6. How have the solutions of others failed to completely solve this problem?

7. What is the nature of the invention? Describe the invention in 25 words or less. What is the essence of what you claim you have invented?

"I have discovered . . . "

8. What are the essential (i.e., absolutely required or key) elements of the invention? These are the elements of your invention that have to be present for the simplest version of it to work.

9. How is the invention useful?

10. Why is the invention better than the solutions of others?

11. How would you describe the drawing(s) that depict the invention?

"Fig. 1 is a plan view of a preferred embodiment of . . . ."

"Fig. 2 is a perspective view of . . . ." etc.

Provide a numbered listing of each and every element of the structure of the invention and each and every step in the process of the invention. Skip at least one number between each element or step and about 10 numbers between drawings (so we can easily insert others later). Remember that the same number must be used for the same element or step when the element or step appears on a different drawings and that no number can be used for more than one element or step. That is, each element or step must have its own number and no other number. Do not number elements or steps that are not shown on the drawings.

12. How would you describe the structure of the invention (and/or process steps) by reference to each and every (numbered) element of the invention shown on the drawing(s). Use a sentence format that is similar to the patents you have reviewed above. Use names for the elements that are typically used in your field, if possible. How do the elements interact? Describe each version (embodiment) of the invention you want to protect (even versions with disadvantages that you do not like much), not just the version you consider best now. How might the invention be improved in the future? (If you want your patent to cover such improvements, you must think of them now.) Submit and describe any technical or marketing documents you have written about your invention.

13. What is the best or most preferred way to make and use the invention? Are any preferred materials or manufacturing operations involved that allow your invention to perform optimally?

14. How does the invention work? Or how is it operated? Refer to the elements shown on the drawing(s) as necessary. Describe how to install it, start it up, operate it, etc.

15. What are the structural and/or functional differences between your invention and the solutions of others? Focus on structure (e.g., the physical details about each part and how they interact), not advantages.

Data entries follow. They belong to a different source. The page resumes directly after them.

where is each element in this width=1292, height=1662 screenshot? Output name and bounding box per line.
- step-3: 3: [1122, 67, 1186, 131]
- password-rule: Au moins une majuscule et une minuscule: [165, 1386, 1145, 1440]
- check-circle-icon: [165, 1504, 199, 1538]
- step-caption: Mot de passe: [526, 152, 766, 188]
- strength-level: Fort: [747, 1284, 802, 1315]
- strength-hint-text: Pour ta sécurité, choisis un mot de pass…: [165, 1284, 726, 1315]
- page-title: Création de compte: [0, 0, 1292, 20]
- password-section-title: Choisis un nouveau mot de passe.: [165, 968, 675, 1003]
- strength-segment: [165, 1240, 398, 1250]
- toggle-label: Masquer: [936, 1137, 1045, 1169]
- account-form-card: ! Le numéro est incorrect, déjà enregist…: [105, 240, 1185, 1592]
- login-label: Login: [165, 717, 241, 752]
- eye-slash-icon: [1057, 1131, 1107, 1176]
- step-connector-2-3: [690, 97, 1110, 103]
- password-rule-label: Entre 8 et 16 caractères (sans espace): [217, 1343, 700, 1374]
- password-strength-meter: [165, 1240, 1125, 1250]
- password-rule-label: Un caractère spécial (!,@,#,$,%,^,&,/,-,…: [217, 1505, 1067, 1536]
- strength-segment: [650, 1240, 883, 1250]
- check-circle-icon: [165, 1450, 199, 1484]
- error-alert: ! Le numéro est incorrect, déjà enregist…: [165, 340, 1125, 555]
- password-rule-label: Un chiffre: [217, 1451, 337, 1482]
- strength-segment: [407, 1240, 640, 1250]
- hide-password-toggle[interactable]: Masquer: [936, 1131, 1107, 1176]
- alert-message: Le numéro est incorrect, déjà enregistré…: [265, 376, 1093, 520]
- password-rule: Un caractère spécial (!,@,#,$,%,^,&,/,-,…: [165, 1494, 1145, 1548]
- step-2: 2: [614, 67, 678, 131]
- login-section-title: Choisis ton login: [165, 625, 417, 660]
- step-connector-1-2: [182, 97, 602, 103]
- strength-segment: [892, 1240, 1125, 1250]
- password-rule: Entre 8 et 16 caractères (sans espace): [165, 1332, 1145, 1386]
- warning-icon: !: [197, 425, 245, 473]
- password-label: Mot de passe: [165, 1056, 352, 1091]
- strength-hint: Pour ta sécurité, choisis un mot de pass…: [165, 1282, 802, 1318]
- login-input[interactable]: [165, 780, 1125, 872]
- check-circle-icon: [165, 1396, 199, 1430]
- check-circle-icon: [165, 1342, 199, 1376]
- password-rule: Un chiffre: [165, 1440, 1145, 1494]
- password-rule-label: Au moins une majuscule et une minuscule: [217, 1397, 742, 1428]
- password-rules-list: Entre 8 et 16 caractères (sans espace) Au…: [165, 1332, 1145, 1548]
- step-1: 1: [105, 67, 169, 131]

16. Why do you believe your invention would NOT have been obvious to another inventor working on the same problem at the same time in the light of the existing solutions of others? What is it about your invention would be surprising to others in your field? Do you have evidence (dated documents, etc.) that the invention (as you want it claimed) produces critical or unexpected results, that it has been a commercial success, that others are copying the invention, that it satisfies a long-felt but unsolved need, that others have failed to solve the problem, that experts have been skeptical that the problem could be solved, etc.?

Please destroy any draft versions of this document to prevent confusion should the draft be discovered during any future patent infringement or validity lawsuit. Keep the final version in a safe place.

If time is critical, please submit a check for half of the estimated cost when you submit your invention disclosure, so I can start work immediately.